What does humanity do? We, with our ideas and with our humane consideration, we rescue the diseased, the feebleminded and the weaklings. We erect enormous institutions for them and fill them with their progeny. Our laws are all passed in support of the same blind system — the effort to cure rather than to prevent.

What are the conditions today in the world? Our institutions are bankrupt. Our people are dissatisfied with government — distrustful of hollow panaceas for the future. Our hospitals, orphan asylums, homes and other places set aside to house the weak, and the physically unfit, are crowded and stripped of their efficiency. Disease and weakness is crowding upon our the resources of the world. The leaders and thinkers are in a maze of confusion and no one knows what is going to happen next.

How are we going to meet these conditions? By legislation and palliative measures. We erect maternity and child welfare centers and exhaust human resources in trying to show the mother how to have more children that she does not want. We still continue in all our fields of endeavor to work a cure rather than a prevention. We ignore the fundamental ill of humanity — overcrowding and increasing the weak — we study conditions but make no effort to prevent the same conditions in the future.

These conditions are worldwide. I went to Germany for a short time primarily for the purpose of investigating the birth strike at Munich and to study the new preventive said to have been invented in 1914, but I remained to see much more. I found that the women are the real sufferers of the war. They have brought a population into existence today that is even larger than before the war. They are bowed down with . . . 

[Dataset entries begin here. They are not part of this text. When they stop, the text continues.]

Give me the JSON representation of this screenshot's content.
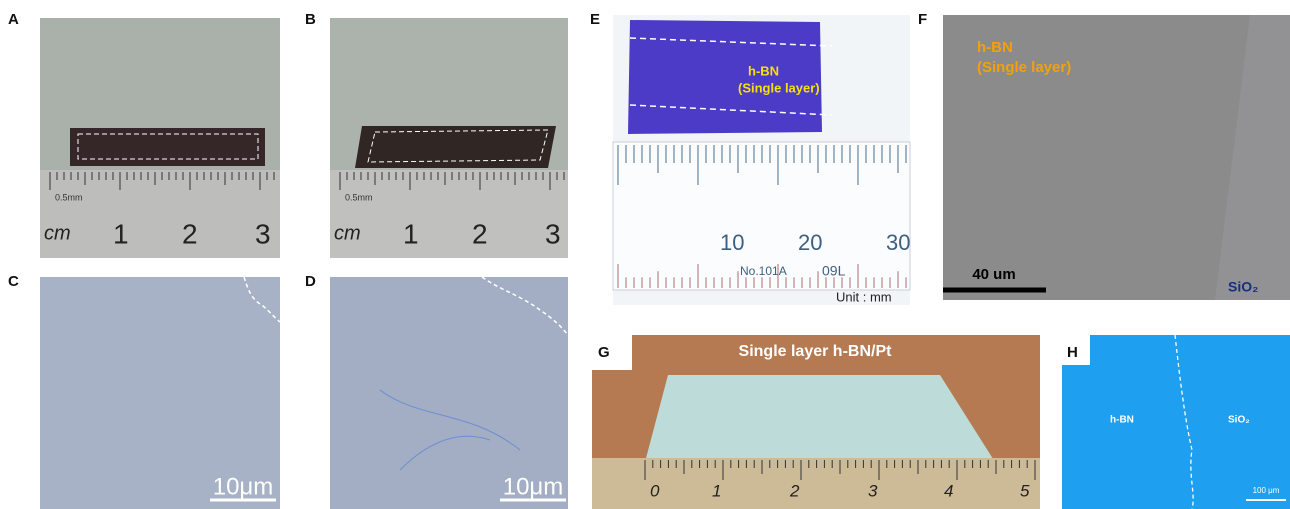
{
  "panels": [
    {
      "label": "A",
      "ruler_labels": [
        "0.5mm",
        "cm",
        "1",
        "2",
        "3"
      ]
    },
    {
      "label": "B",
      "ruler_labels": [
        "0.5mm",
        "cm",
        "1",
        "2",
        "3"
      ]
    },
    {
      "label": "C",
      "scale_bar": "10μm"
    },
    {
      "label": "D",
      "scale_bar": "10μm"
    },
    {
      "label": "E",
      "sample_label": [
        "h-BN",
        "(Single layer)"
      ],
      "ruler_labels": [
        "10",
        "20",
        "30",
        "No.101A",
        "09L"
      ],
      "unit": "Unit : mm"
    },
    {
      "label": "F",
      "sample_label": [
        "h-BN",
        "(Single layer)"
      ],
      "scale_bar": "40 um",
      "substrate": "SiO₂"
    },
    {
      "label": "G",
      "caption": "Single layer h-BN/Pt",
      "ruler_labels": [
        "0",
        "1",
        "2",
        "3",
        "4",
        "5"
      ]
    },
    {
      "label": "H",
      "region_labels": [
        "h-BN",
        "SiO₂"
      ],
      "scale_bar": "100 μm"
    }
  ]
}
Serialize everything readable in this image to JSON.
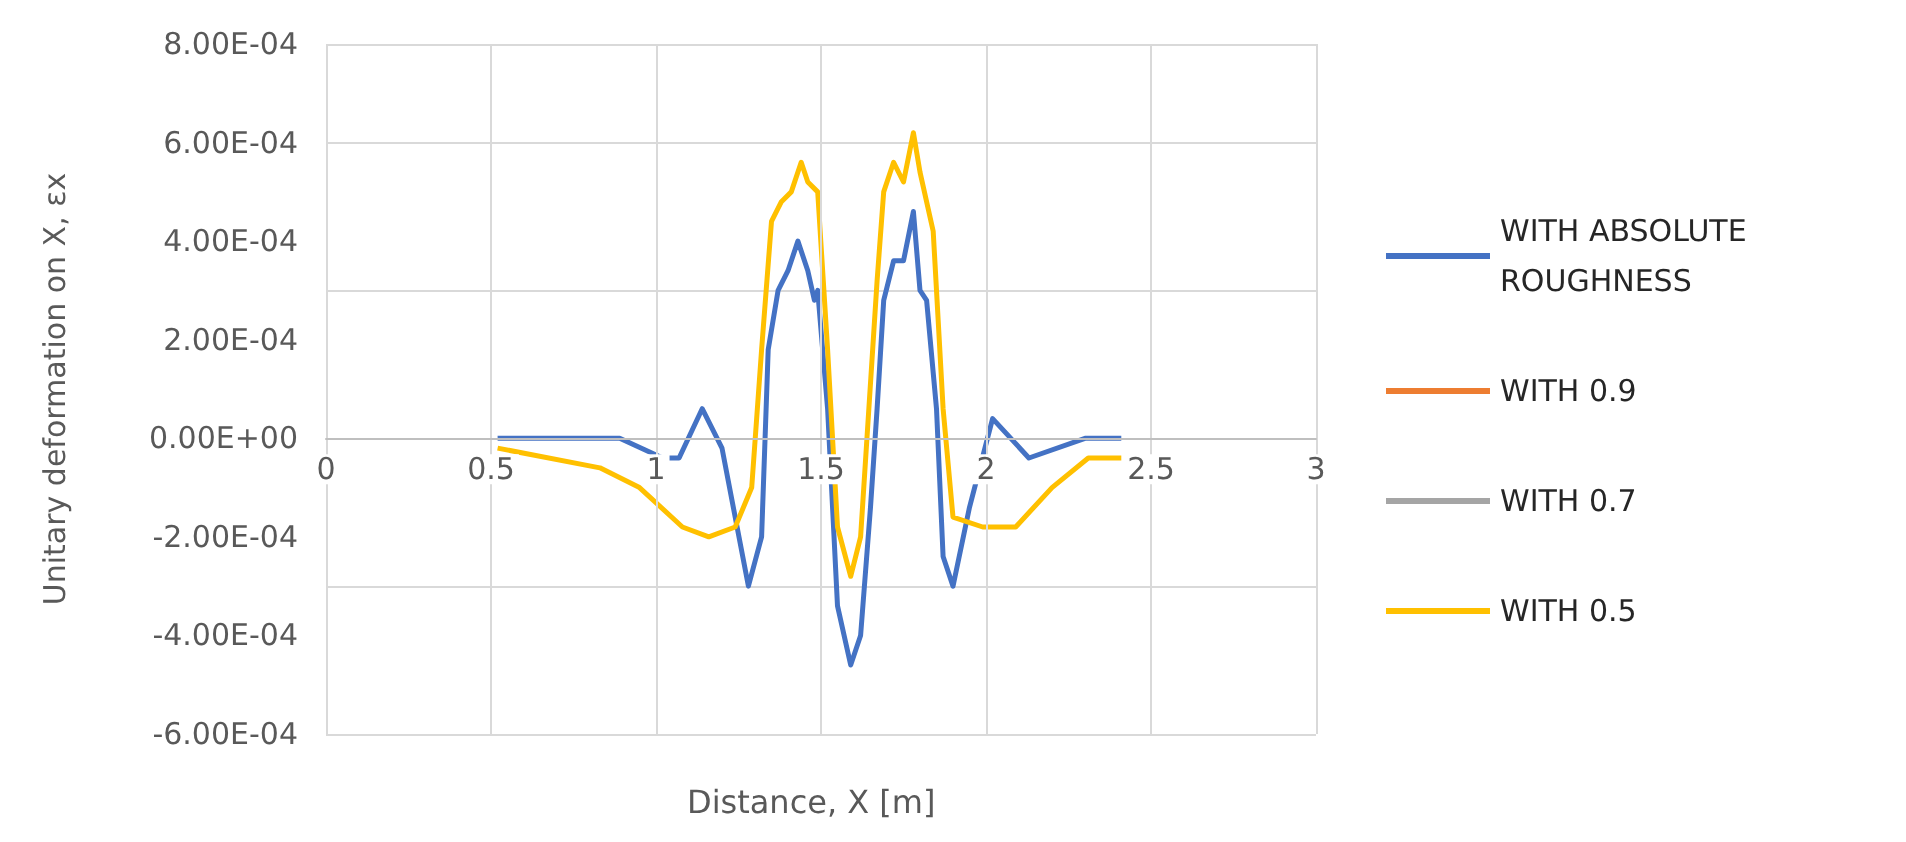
{
  "chart_data": {
    "type": "line",
    "xlabel": "Distance, X [m]",
    "ylabel": "Unitary deformation on X, εx",
    "xlim": [
      0,
      3
    ],
    "xticks": [
      0,
      0.5,
      1,
      1.5,
      2,
      2.5,
      3
    ],
    "ylim": [
      -0.0006,
      0.0008
    ],
    "yticks": [
      {
        "value": -0.0006,
        "label": "-6.00E-04"
      },
      {
        "value": -0.0004,
        "label": "-4.00E-04"
      },
      {
        "value": -0.0002,
        "label": "-2.00E-04"
      },
      {
        "value": 0,
        "label": "0.00E+00"
      },
      {
        "value": 0.0002,
        "label": "2.00E-04"
      },
      {
        "value": 0.0004,
        "label": "4.00E-04"
      },
      {
        "value": 0.0006,
        "label": "6.00E-04"
      },
      {
        "value": 0.0008,
        "label": "8.00E-04"
      }
    ],
    "grid": true,
    "legend": "right",
    "marker": "none",
    "line_style": "solid",
    "series": [
      {
        "name": "WITH ABSOLUTE ROUGHNESS",
        "color": "#4472c4",
        "x": [
          0.52,
          0.75,
          0.89,
          1.02,
          1.07,
          1.14,
          1.2,
          1.28,
          1.32,
          1.34,
          1.37,
          1.4,
          1.43,
          1.46,
          1.48,
          1.49,
          1.52,
          1.55,
          1.59,
          1.62,
          1.65,
          1.67,
          1.69,
          1.72,
          1.75,
          1.78,
          1.8,
          1.82,
          1.85,
          1.87,
          1.9,
          1.95,
          2.02,
          2.13,
          2.3,
          2.41
        ],
        "values": [
          0,
          0,
          0,
          -4e-05,
          -4e-05,
          6e-05,
          -2e-05,
          -0.0003,
          -0.0002,
          0.00018,
          0.0003,
          0.00034,
          0.0004,
          0.00034,
          0.00028,
          0.0003,
          6e-05,
          -0.00034,
          -0.00046,
          -0.0004,
          -0.00014,
          6e-05,
          0.00028,
          0.00036,
          0.00036,
          0.00046,
          0.0003,
          0.00028,
          6e-05,
          -0.00024,
          -0.0003,
          -0.00014,
          4e-05,
          -4e-05,
          0,
          0
        ]
      },
      {
        "name": "WITH 0.9",
        "color": "#ed7d31"
      },
      {
        "name": "WITH 0.7",
        "color": "#a5a5a5"
      },
      {
        "name": "WITH 0.5",
        "color": "#ffc000",
        "x": [
          0.52,
          0.83,
          0.95,
          1.08,
          1.16,
          1.24,
          1.29,
          1.32,
          1.35,
          1.38,
          1.41,
          1.44,
          1.46,
          1.49,
          1.52,
          1.55,
          1.59,
          1.62,
          1.67,
          1.69,
          1.72,
          1.75,
          1.78,
          1.8,
          1.84,
          1.87,
          1.9,
          1.99,
          2.09,
          2.2,
          2.31,
          2.41
        ],
        "values": [
          -2e-05,
          -6e-05,
          -0.0001,
          -0.00018,
          -0.0002,
          -0.00018,
          -0.0001,
          0.00018,
          0.00044,
          0.00048,
          0.0005,
          0.00056,
          0.00052,
          0.0005,
          0.00018,
          -0.00018,
          -0.00028,
          -0.0002,
          0.00032,
          0.0005,
          0.00056,
          0.00052,
          0.00062,
          0.00054,
          0.00042,
          6e-05,
          -0.00016,
          -0.00018,
          -0.00018,
          -0.0001,
          -4e-05,
          -4e-05
        ]
      }
    ]
  }
}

The physicians and the scientists whom I interviewed are still afraid to trust women with preventive knowledge. But there is a growing group of scientists, economists and thinkers who have recognized that Germany must reduce her population. This is the hope of those broken people. They told me that they consider Birth Control the immediate salvation of Germany and that the country must cease to dream of world imperialism and trade conquests and devote itself to the development of art, science and philosophy.

Since there are no laws in Europe against giving preventive information I was able during my stay in England and Scotland to impart such information to more than 25,000 people, mainly women.

These women are working women of the ‘Women’s Co-Operative Guild.’ There has been great opposition to Birth Control on the part of labor leaders for the past forty years and I was amazed and delighted at the elemental urge that drove these women to my lectures by the thousands in spite of the enmity against it. When I left England to return to America I had invitations that would keep me on the lecture platform without rest for the next two years.

Although I feel it was an achievement to have reached those thousands upon thousands of women who in turn will impart the information to thousands of others, to me that was not enough. I want clinics established in England as well as America.

I was able to bring together a remarkable group of people in England to work for Birth Control. They are drawn from the most advanced scientists, social workers and publicists in that country. Among them are:

Harold Cox
J.O.P. Bland
Leonard Reese,
Dr. Marie Stopes
Edith How Martin
Sir Lyndon Macassey.

This committee asked me to present a program — with a plan to cut the work in England. This plan was accepted. A clinic is to be established in London. Twenty field workers, nurses and social workers, are to be sent out to arouse the English people to the necessity of immediate action.

I have returned to America for six months to organize a similar group here, and to present a plan for co-operation with England. Let us, as English speaking people unite and work together in this great issue.

We cannot as occidentals, presume to ask the oriental races, of whom it is feared, will overrun the earth, to decrease their population while we encourage a high birth rate among ourselves.